We buy all our tires for both cars there. The customer service is great, the prices are competitive and whether it's patching, replacing or inspecting, they're usually pretty quick about getting it done. Besides, even when they're not, they're in a shopping mall with lots of stores I like and an Edwards 26 Theater. So there's that.

They also check tire inflation for free. Instead of reading that little thing with numbers that used to pop up out of the air hose like it was really happy to see you, it's now all digital. They set the pump to the tire manufacturer recommended number, hook the hose to the tire and inflate it to exactly the proper pressure. As I suspected, all four of her tires were low, but they were the same amount of low so at least they were wearing evenly.

That's what Perkins, the person doing the checking said. I never did find out if Perkins was his first name or last name.

When it was over, Perkins said he was going to give me a "report card" on the tire inflation - the card you see here. Apparently, I got a passing grade, or "Green" in tire lingo.

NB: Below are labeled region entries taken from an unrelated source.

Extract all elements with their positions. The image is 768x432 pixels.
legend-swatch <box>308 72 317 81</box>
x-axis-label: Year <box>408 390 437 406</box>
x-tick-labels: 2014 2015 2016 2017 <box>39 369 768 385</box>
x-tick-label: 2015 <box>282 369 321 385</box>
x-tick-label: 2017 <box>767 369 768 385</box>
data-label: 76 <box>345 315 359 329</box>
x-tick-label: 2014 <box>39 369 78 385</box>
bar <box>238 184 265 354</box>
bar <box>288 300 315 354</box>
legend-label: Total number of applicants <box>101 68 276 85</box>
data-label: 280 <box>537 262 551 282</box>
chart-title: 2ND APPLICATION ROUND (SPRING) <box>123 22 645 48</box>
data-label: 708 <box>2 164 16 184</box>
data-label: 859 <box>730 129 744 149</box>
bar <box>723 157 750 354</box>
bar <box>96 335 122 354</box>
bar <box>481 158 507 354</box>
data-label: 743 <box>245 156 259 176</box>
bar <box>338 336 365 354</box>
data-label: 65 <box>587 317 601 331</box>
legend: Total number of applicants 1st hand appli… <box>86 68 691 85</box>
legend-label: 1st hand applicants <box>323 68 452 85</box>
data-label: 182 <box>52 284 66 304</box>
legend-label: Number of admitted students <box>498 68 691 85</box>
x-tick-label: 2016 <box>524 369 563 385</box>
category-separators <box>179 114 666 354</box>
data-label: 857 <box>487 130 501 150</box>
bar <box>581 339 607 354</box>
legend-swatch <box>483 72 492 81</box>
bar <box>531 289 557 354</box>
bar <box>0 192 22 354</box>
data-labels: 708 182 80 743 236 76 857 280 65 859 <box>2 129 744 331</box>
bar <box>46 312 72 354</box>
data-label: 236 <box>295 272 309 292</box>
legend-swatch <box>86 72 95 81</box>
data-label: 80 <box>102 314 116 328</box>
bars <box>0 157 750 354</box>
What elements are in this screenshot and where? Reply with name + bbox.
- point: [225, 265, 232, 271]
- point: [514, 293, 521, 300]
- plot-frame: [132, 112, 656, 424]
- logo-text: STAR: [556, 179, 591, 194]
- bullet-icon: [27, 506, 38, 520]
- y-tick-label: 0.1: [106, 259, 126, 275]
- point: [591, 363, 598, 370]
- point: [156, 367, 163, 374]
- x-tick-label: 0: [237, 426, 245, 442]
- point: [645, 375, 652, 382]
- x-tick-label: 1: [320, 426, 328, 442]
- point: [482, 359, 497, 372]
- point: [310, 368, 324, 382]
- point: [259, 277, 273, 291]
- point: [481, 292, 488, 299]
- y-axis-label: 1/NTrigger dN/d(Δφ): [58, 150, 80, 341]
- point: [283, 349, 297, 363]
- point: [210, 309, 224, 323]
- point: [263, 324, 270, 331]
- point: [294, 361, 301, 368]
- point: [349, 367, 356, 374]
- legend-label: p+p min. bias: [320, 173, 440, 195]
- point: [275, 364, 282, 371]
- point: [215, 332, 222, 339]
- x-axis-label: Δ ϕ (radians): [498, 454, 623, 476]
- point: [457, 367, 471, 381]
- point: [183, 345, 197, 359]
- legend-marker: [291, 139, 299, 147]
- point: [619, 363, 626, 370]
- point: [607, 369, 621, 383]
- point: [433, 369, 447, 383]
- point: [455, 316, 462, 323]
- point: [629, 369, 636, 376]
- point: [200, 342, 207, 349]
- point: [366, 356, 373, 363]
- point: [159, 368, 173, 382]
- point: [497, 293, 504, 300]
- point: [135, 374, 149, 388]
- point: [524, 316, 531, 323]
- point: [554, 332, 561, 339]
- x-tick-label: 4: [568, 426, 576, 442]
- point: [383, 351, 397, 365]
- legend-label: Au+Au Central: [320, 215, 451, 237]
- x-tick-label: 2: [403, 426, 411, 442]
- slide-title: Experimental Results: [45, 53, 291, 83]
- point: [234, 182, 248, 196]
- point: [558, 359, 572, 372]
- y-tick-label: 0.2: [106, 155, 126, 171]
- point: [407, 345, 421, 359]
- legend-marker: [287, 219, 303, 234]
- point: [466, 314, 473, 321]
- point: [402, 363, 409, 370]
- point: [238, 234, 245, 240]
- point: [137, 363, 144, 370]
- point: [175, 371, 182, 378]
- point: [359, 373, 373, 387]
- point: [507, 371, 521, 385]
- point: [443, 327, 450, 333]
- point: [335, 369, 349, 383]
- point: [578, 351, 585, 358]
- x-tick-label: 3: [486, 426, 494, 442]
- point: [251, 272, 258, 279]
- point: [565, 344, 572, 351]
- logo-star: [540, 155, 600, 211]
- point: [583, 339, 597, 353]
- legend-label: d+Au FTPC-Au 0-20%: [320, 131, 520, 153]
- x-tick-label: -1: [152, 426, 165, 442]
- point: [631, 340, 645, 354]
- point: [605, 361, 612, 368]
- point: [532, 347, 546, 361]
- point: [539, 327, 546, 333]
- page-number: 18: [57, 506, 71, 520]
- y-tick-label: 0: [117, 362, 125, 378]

By the way, great band Tire Lingo. Saw them at Coachella in '08 (that was for you Siegel).

Here's the thing: since Perkins gave me the card after he was done with the tires, wasn't it really more a report card about him than my tires? A little reminder to say, "Look how perfectly I filled your tires."

It wreaks of a desperate attempt at consumer engagement. Gee, I wonder where a mediocre and useless idea like a report card after the fact could've been generated from? Some mysteries we may never solve.

The tires were each under-inflated by 6 lbs. Not a huge number, but when I drove away I could definitely feel the improvement in the handling. I looked at the report card Perkins gave me, and smiled.

Maybe it'll help me get into a better school. These are the best grades I've had in a long time.